Now, relief materials and funds for Uttarakhand flood victims dwindling
According to the NGOs, the relief material with them can last only till July 25, and after that many households will run out of dry rations and other essentials like match boxes to light stoves.
Bhupendra Lal, 35, his wife and two children were surviving on rain water for three days in a village in Tehri, until a bag of relief material brought by a volunteer reached them. Thousands of flash-flood survivors like Lal's family who braved nature's fury and are cut off from the mainland are now at the mercy of intermittent relief.
The NGOs are trying hard to reach remote and inaccessible villages for carrying out relief work. They say in the initial few weeks after the June 17 tragedy there was a "contest" between political parties and voluntary organisations in sending relief material, which was not streamlined in a systematic manner, as a result of which hundreds of needy people did not receive aid.
"Though our country is prone to disaster, we are not prepared. We don't think, and there is no mechanism or control room to direct relief. A centre or hub is necessary in Dehradun or Rishikesh to unload all the relief materials and then distribute it in a systematic manner; which would then be taken in smaller vehicles to remote areas and from there be passed on to volunteers who can reach the survivors," Anshu Gupta, founder director of NGO Goonj, told IANS.
Goonj has set up hubs in Guptkashi and Uttarkashi, from where trucks loaded with relief material travel up to a point. The aid is then loaded on to smaller vehicles that travel till the last motorable stretch before volunteers take up the responsibility, carrying it on their backs for four to five kilometres in mountainous terrain with the help of locals and gram pradhans (village heads) to reach the affected villagers.
"We believe in a long-term commitment. The initial few days was the rescue part and even then, tourists and pilgrims were the focus. The locals' livelihood which is dependent on pilgrims and tourism has been hit 100 percent. They need long-term care," Gupta said.
He also urged the people to think about others' sensitivities before donating their old discarded and used clothes and other household stuff, saying that disaster relief is not a place that one should use to get rid of discarded goods.

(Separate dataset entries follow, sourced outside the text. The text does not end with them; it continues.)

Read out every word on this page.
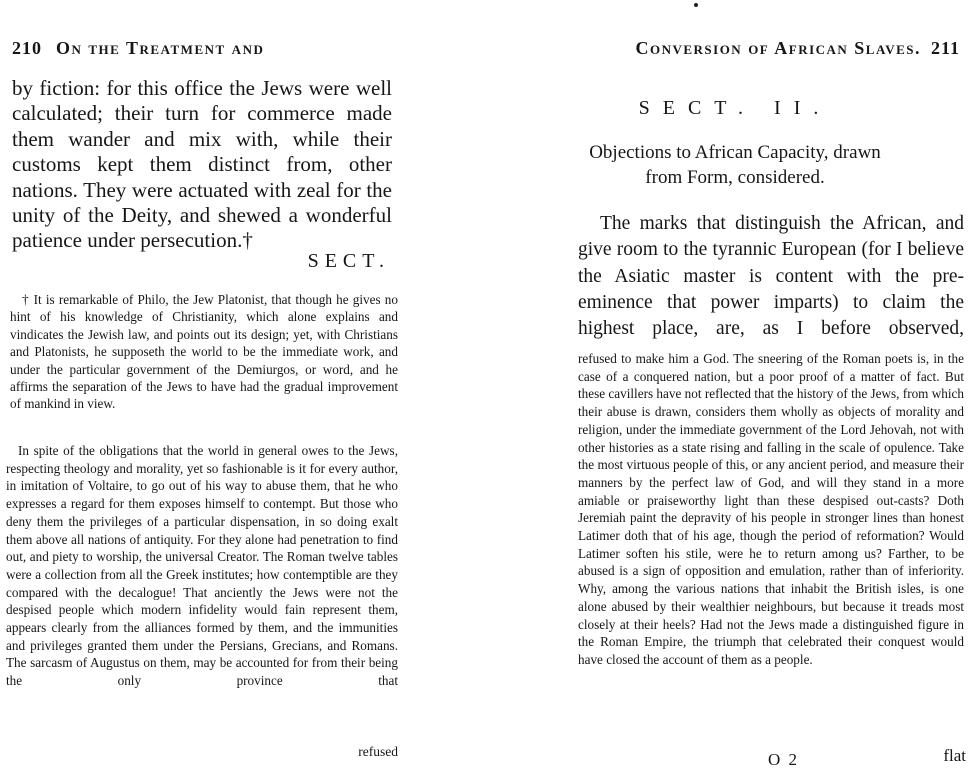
210 On the Treatment and

by fiction: for this office the Jews were well calculated; their turn for commerce made them wander and mix with, while their customs kept them distinct from, other nations. They were actuated with zeal for the unity of the Deity, and shewed a wonderful patience under persecution.†

SECT.

† It is remarkable of Philo, the Jew Platonist, that though he gives no hint of his knowledge of Christianity, which alone explains and vindicates the Jewish law, and points out its design; yet, with Christians and Platonists, he supposeth the world to be the immediate work, and under the particular government of the Demiurgos, or word, and he affirms the separation of the Jews to have had the gradual improvement of mankind in view.

In spite of the obligations that the world in general owes to the Jews, respecting theology and morality, yet so fashionable is it for every author, in imitation of Voltaire, to go out of his way to abuse them, that he who expresses a regard for them exposes himself to contempt. But those who deny them the privileges of a particular dispensation, in so doing exalt them above all nations of antiquity. For they alone had penetration to find out, and piety to worship, the universal Creator. The Roman twelve tables were a collection from all the Greek institutes; how contemptible are they compared with the decalogue! That anciently the Jews were not the despised people which modern infidelity would fain represent them, appears clearly from the alliances formed by them, and the immunities and privileges granted them under the Persians, Grecians, and Romans. The sarcasm of Augustus on them, may be accounted for from their being the only province that

refused
Conversion of African Slaves. 211
SECT. II.
Objections to African Capacity, drawn
from Form, considered.

The marks that distinguish the African, and give room to the tyrannic European (for I believe the Asiatic master is content with the pre-eminence that power imparts) to claim the highest place, are, as I before observed,

refused to make him a God. The sneering of the Roman poets is, in the case of a conquered nation, but a poor proof of a matter of fact. But these cavillers have not reflected that the history of the Jews, from which their abuse is drawn, considers them wholly as objects of morality and religion, under the immediate government of the Lord Jehovah, not with other histories as a state rising and falling in the scale of opulence. Take the most virtuous people of this, or any ancient period, and measure their manners by the perfect law of God, and will they stand in a more amiable or praiseworthy light than these despised out-casts? Doth Jeremiah paint the depravity of his people in stronger lines than honest Latimer doth that of his age, though the period of reformation? Would Latimer soften his stile, were he to return among us? Farther, to be abused is a sign of opposition and emulation, rather than of inferiority. Why, among the various nations that inhabit the British isles, is one alone abused by their wealthier neighbours, but because it treads most closely at their heels? Had not the Jews made a distinguished figure in the Roman Empire, the triumph that celebrated their conquest would have closed the account of them as a people.

O 2	flat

"We have received piles of old undergarments and dirty mattresses and old clothes. People should think before sending such stuff. Just because people are stuck in a disaster doesn't mean that they can wear old clothes and use substandard things," Gupta pointed out.
He added that they had enough biscuit packets and the incessant rains had led to a good supply of drinking water with the abundant fresh water streams. So waterbottles are not needed as a relief material.

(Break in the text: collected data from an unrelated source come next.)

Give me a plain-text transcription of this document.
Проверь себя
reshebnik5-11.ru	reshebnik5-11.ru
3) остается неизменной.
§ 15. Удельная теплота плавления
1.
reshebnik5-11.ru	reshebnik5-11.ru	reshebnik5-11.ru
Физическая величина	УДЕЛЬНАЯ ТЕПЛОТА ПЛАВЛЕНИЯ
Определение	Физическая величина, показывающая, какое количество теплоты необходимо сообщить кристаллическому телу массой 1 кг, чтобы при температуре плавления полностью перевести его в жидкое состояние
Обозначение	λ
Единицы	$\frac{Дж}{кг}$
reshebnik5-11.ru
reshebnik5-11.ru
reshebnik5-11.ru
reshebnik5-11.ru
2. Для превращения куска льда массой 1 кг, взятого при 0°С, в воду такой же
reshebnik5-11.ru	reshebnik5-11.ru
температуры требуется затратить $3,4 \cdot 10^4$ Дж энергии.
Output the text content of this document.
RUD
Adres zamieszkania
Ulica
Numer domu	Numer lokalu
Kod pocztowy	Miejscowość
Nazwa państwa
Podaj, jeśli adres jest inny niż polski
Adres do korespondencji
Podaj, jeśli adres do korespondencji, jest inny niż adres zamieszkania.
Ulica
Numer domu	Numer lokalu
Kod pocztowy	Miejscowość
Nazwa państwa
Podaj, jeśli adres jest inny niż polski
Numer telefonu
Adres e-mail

Talking about the plight of the elderly, Help Age India said in many villages the elderly were left behind when people fled the deluge, especially in Kalimath near Kedarnath.
Save the Children, another NGO, is planning to create child-friendly spaces in the state as incidents of trafficking are high. In these places, the scores of children stranded in the floods can be safely left with trained caregivers.
"The focus is right now shifting from tourists and pilgrims to the local communities. The devastation is huge; the rehabilitation and relief work should be proper and focussed. Due to incessant rains, the small bridges which connect villages have collapsed. It will be tough to reach the villagers who are cut off, but we will continue our rehabilitation work," Devendra Tak, national manager, Save the Children, told IANS.
The essential relief material needed by the NGOs include saris, clothes, blankets, tarpaulin sheets, woollens, dry rations (sugar, wheat powder, rice, spices, chilli powder, turmeric powder, coriander powder, milk powder), feeding bottles, buckets, cooking pans, washing soap, detergent powder and water purifier.
Those wishing to contribute can seek information at the websites of goonj.org, savethechildrenindia.org, and helpageindia.org.